Anoche, mientras cocinaba miré a mi gato por la ventana. Caminaba indiferente sobre la medianera. Esbelto, desafiante.
Recuerdo cuando lo encontramos en la calle, abandonado. Pequeño y juguetón se acercó a mis zapatos, jugueteó con los cordones y enamoró a mi esposa. Inmediatamente lo recogimos y lo trajimos a casa. Su suerte cambió ese día, lo separó de la suerte colectiva de los demás gatos.
Ya ha pasado un tiempo, se adaptó a la rutina doméstica pero no dejó de dar muestras de que es dueño de su libertad. Nunca negó su naturaleza animal.
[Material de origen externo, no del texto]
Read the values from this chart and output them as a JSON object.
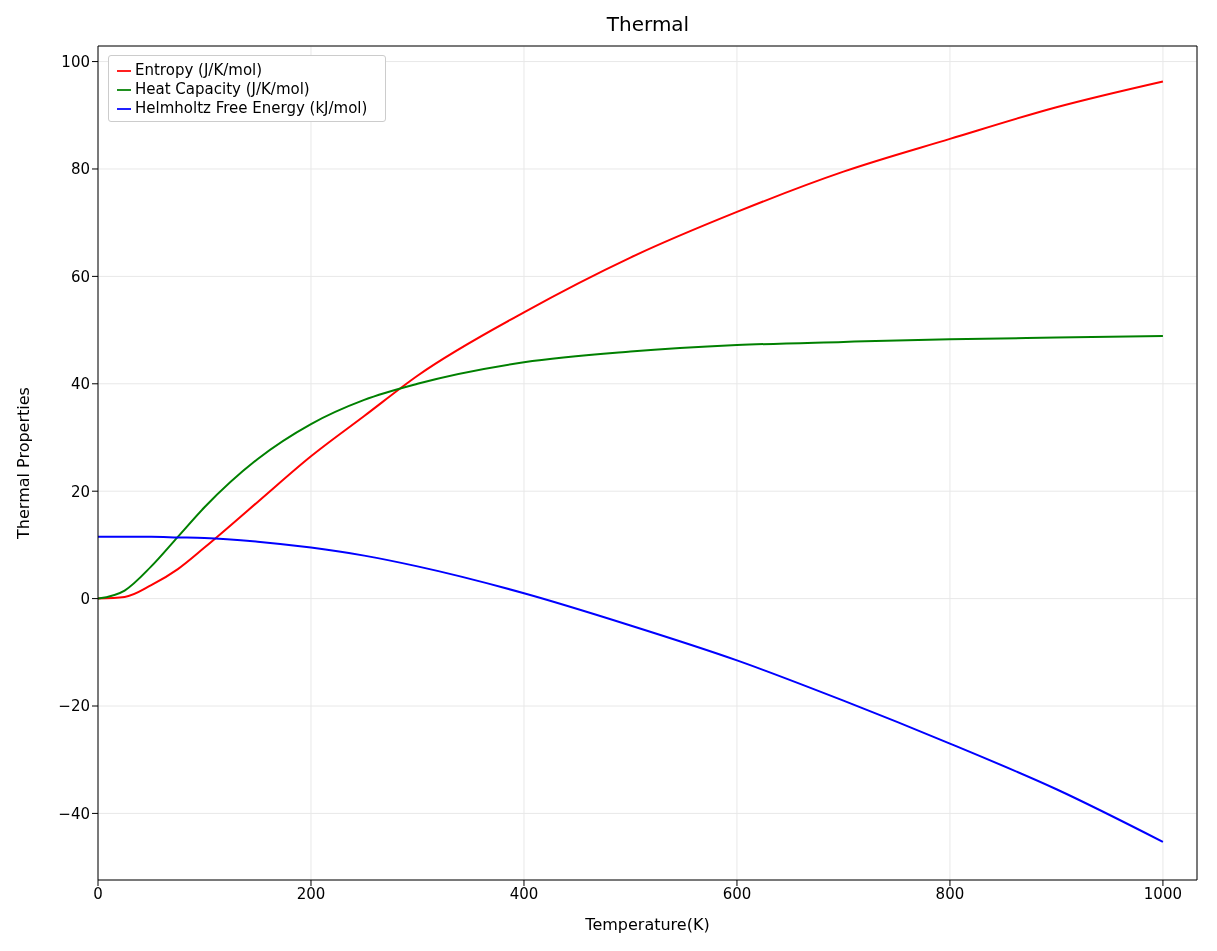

No obstante disponer siempre de su alimento balanceado y de las golosinas para mascotas con las que a menudo lo mimamos, cada vez que puede, caza un pájaro, una lagartija o cualquier alimaña que se le cruce, y la exhibe irreverente, ante nuestros ojos.
No agradece. No se sabe rescatado ni demuestra haberlo necesitado. Pero es feliz, no por lo que le damos, ni por lo que creemos haberle dado. Es feliz porque es gato todo lo que le es posible.
Esta tarde pasé por un templo, oscuro y lúgubre como son los templos. De allí salía el ejército de los salvados, con gesto adusto, con su uniformada sonrisa de complacencia, todos, en el atrio, lamían la mano de su amo.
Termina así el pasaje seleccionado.